(First published on AIDL-LD and AIDL Weekly.)
“This is an impressive paper by FAIR authors which claims that one only need to use monolingual corpora to train a usable translation model. So how does it work? Here are some notes.
* For starter, indeed you don’t need to use a parallel corpora, but you still need a bidirectional dictionary to generate translation. You also need to have monolingual corpora in both languages. That’s why the title is about monolingual corpora (plural) but not monolingual corpus (singular).
* Then, there is the issue of how you actually create translation. It’s actually much simpler than you thought, first imagine there is a latent language which both your source and target languages mapped to.
* How do you train? So let’s just use the source language as an example first.

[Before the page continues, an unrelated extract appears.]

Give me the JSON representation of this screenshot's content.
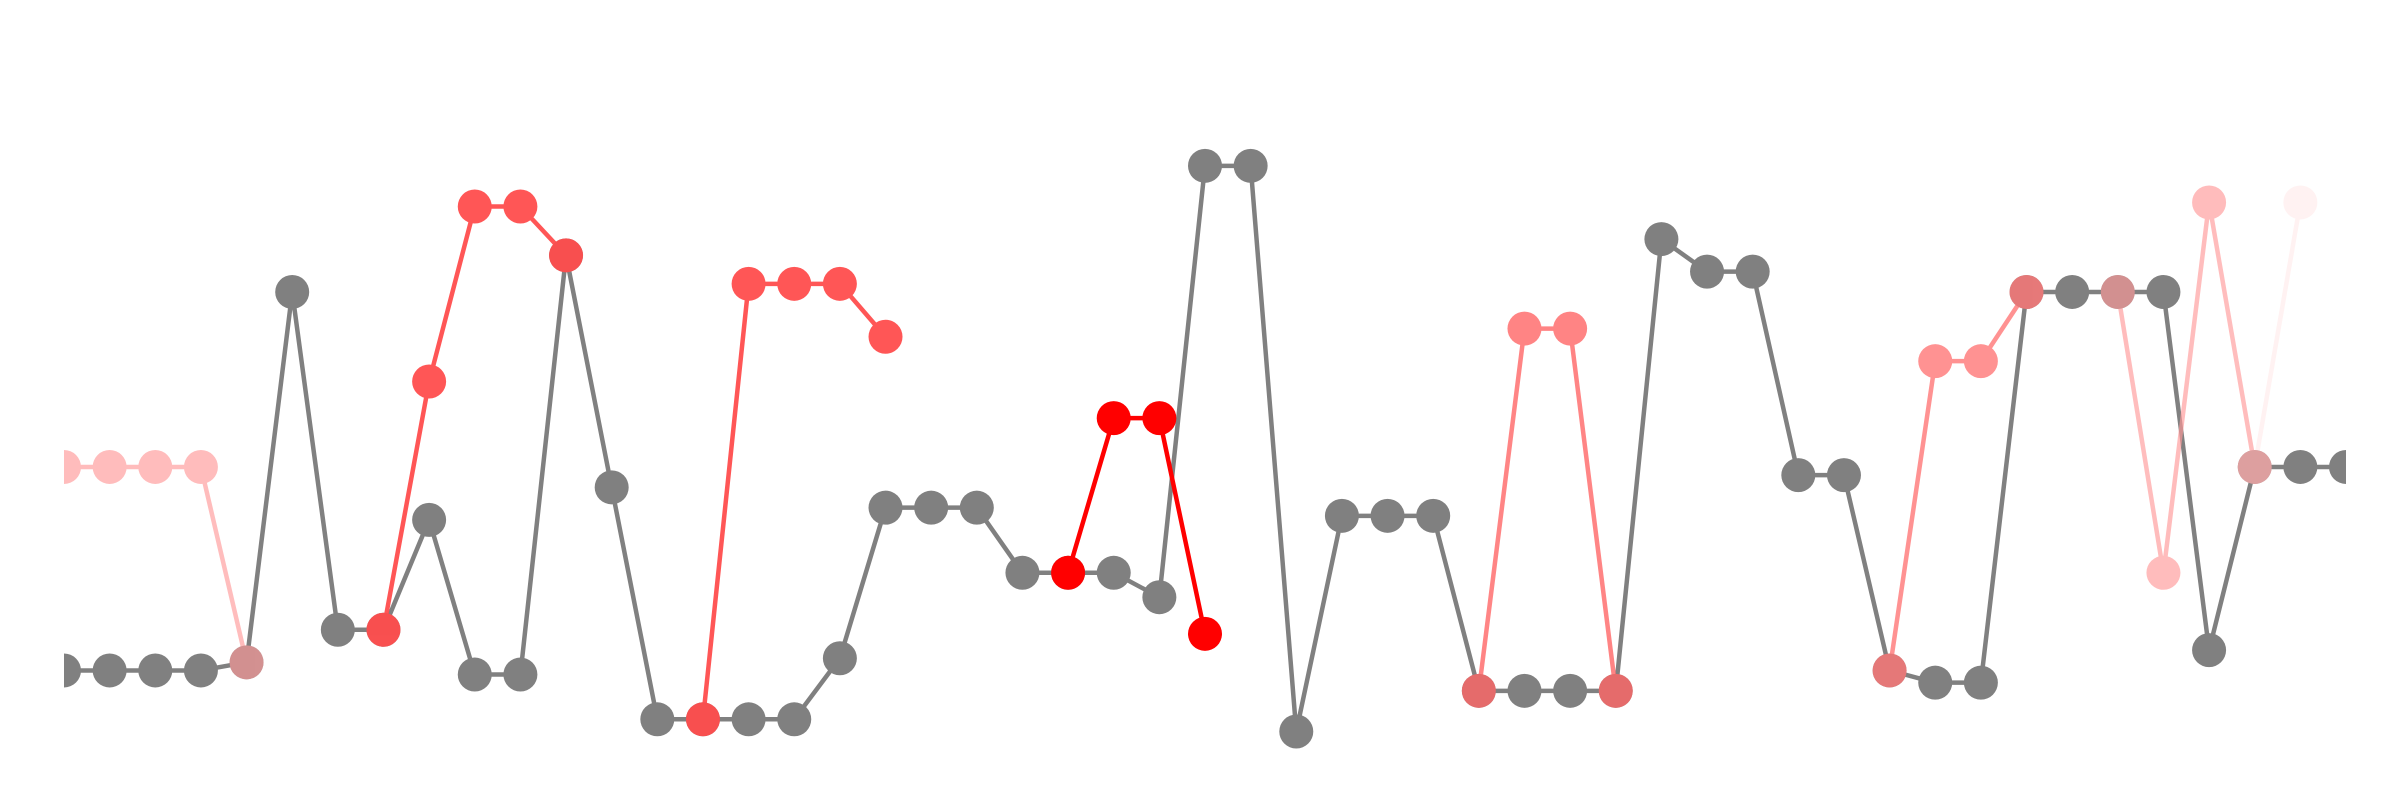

What you can do is create an encoder-decoder architecture which translate your source to the latent space, then translate it back. Using BLEU score, you can then setup an optimization criteria.

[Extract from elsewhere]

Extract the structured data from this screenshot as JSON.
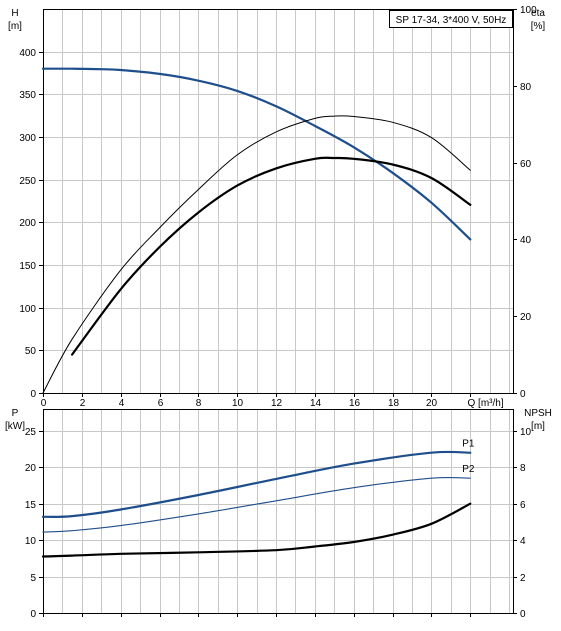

* Now this doesn’t quite do the translation. Now you apply the same procedure on both source and target language. Don’t you now have a common latent space? In actual translation, what you need to do is to first map the target language in the common latent space, then map it back to the source language.
* Many of you might recognize that such encoder-decoder scheme which map the language to itself as very similar to autoencoder. Indeed, the authors in the paper actually use a version of autoencoder: denoising autoencoder(dA) to train the model.

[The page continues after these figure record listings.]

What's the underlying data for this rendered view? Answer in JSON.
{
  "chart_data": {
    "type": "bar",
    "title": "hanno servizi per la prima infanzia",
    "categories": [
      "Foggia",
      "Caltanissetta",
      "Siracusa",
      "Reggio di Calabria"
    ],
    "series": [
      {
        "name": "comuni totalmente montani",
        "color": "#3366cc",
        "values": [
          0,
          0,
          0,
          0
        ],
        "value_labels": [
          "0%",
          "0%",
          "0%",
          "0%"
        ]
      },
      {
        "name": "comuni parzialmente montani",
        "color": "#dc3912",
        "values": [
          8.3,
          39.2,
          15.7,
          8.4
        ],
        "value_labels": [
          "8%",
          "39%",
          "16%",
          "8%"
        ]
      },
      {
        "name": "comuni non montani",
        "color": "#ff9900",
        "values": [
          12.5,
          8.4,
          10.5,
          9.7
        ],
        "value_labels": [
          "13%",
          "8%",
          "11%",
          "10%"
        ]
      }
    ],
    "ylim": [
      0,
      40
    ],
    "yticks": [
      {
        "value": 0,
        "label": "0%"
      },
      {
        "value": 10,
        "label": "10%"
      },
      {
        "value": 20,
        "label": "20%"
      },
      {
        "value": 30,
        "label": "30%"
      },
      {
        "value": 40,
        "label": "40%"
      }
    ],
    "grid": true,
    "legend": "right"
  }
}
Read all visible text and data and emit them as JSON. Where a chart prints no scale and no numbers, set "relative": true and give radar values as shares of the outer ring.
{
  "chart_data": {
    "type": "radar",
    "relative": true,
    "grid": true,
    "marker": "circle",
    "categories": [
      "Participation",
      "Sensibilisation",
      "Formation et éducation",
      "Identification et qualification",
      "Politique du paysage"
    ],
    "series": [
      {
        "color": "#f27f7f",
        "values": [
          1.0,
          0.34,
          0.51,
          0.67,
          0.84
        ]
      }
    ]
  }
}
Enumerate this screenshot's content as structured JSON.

* The final interesting idea I spot is to idea of iterative training. In this case, you can imagine that you can first train an initial translator, but then use its output as the truth and retrain another one. The authors found tremendous gain in BLEU score in the process.
* The results are stunning if you consider no parallel corpus is involved. BLEU score is around 10 points lower, but do remember: deep learning has pretty much improved BLEU scores by absolute 7-8 points anyway from the classical phrased based translation models.”